Image by Flickr user Ron Cogswell Fort Moultrie has already been through on secession — supporters of a second go hope that there will be far less shelling in the future.

(Updates at the bottom.) 

Sure, the last time South Carolina seceded from the United States things didn't turn out so well, but it seems in the wake of the 2012 election some malcontents are testing the waters again.

Using the social-media engaging White House platform "We The People" where the White House will respond to any petition that receives 25,000 or more signatures within 30 days, petitions have been started for a number of — mostly — Southern states, including "Peacefully grant the State of S.C. to withdraw from the United States of America and create its own NEW government."

Created on November 10 it reads:

As the founding fathers of the United States of America made clear in the Declaration of Independence in 1776:

"When in the Course of human events, it becomes necessary for one people to dissolve the political bands which have connected them with another, and to assume among the powers of the earth, the separate and equal station to which the Laws of Nature and of Nature's God entitle them, a decent respect to the opinions of mankind requires that they should declare the causes which impel them to the separation."

"...Governments are instituted among Men, deriving their just powers from the consent of the governed, that whenever any Form of Government becomes destructive of these ends, it is the Right of the People to alter or abolish it, and institute new Government..."

Supporters have collected 13,173 signatures as of this posting, which means they need only 11,827 more by December 10th to get their rebuttal. Check out the full petition here.

Louisiana and Texas were the first statewide petitions to appear and have been followed by Alabama, Arkansas, Colorado, Florida, Georgia, Indiana, Kentucky, Michigan, Mississippi, Missouri, Montana, New Jersey, New York, North Carolina, North Dakota, Oregon, South Carolina and Tennessee.

The Texas petition appears to be the only to have yet crossed the 25,000 signature threshold, with more than 60,000 signatures.

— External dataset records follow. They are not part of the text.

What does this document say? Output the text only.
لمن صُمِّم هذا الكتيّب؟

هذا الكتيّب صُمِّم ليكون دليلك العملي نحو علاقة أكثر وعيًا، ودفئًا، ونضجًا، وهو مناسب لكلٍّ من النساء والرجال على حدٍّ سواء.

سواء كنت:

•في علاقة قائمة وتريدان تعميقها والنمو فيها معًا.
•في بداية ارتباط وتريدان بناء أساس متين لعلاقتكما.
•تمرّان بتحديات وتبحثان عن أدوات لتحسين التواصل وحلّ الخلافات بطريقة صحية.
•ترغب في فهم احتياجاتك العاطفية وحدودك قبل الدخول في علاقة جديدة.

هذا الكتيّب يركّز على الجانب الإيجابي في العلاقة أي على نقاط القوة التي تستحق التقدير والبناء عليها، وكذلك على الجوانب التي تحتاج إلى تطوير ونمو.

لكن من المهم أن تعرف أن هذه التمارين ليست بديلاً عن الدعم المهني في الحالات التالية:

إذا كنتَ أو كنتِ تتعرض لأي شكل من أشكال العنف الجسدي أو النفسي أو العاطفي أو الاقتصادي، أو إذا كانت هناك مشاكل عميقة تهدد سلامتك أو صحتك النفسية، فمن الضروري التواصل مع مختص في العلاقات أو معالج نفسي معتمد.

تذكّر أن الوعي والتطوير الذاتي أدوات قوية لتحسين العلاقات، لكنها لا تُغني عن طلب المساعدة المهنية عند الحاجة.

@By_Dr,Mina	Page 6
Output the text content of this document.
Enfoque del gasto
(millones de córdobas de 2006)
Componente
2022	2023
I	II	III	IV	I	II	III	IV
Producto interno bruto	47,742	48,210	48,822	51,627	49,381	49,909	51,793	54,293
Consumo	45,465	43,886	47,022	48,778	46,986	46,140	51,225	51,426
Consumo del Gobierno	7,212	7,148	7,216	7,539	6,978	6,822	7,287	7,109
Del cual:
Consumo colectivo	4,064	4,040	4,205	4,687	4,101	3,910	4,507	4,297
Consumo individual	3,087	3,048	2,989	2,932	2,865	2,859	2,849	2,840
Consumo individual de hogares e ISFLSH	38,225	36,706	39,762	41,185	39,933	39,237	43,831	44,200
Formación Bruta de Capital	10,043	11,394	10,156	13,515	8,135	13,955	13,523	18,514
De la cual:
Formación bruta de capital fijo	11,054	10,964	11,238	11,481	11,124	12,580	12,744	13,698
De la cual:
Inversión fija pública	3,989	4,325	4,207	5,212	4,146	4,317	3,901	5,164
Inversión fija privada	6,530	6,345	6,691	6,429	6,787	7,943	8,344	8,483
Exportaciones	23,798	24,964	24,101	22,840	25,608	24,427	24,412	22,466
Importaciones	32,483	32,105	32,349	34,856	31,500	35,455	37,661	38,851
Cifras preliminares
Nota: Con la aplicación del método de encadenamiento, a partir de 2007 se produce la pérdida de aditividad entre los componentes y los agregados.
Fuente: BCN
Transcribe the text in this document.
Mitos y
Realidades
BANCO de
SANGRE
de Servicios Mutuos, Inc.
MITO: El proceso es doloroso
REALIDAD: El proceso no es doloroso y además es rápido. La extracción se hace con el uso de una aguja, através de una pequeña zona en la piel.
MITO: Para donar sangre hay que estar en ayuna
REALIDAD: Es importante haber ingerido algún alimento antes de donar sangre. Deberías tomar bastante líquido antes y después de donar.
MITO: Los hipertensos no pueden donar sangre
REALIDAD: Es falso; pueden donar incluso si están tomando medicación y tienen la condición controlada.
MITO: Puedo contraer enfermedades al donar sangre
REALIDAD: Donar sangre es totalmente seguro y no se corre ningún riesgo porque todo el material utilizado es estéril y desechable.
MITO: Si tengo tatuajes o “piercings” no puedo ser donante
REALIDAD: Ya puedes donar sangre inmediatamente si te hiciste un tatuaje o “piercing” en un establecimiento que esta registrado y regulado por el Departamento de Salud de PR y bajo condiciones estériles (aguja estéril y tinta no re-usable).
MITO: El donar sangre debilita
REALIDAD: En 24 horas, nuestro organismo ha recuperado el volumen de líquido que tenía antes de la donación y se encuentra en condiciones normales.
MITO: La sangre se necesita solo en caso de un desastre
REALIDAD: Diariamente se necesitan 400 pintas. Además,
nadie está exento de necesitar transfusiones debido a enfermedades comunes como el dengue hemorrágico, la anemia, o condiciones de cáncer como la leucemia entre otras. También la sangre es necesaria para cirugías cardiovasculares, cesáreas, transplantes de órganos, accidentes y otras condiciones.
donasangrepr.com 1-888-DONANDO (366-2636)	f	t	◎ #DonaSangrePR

Update January 14: The South Carolina passed the threshold with 26,104 signatures and some two months have passed, but not without answer.

Jon Carson, director of the Office of Public Engagement, has replied saying that the administration can't support secession.

In part:

In a nation of 300 million people -- each with their own set of deeply-held beliefs -- democracy can be noisy and controversial. And that's a good thing. Free and open debate is what makes this country work, and many people around the world risk their lives every day for the liberties we often take for granted.

But as much as we value a healthy debate, we don't let that debate tear us apart.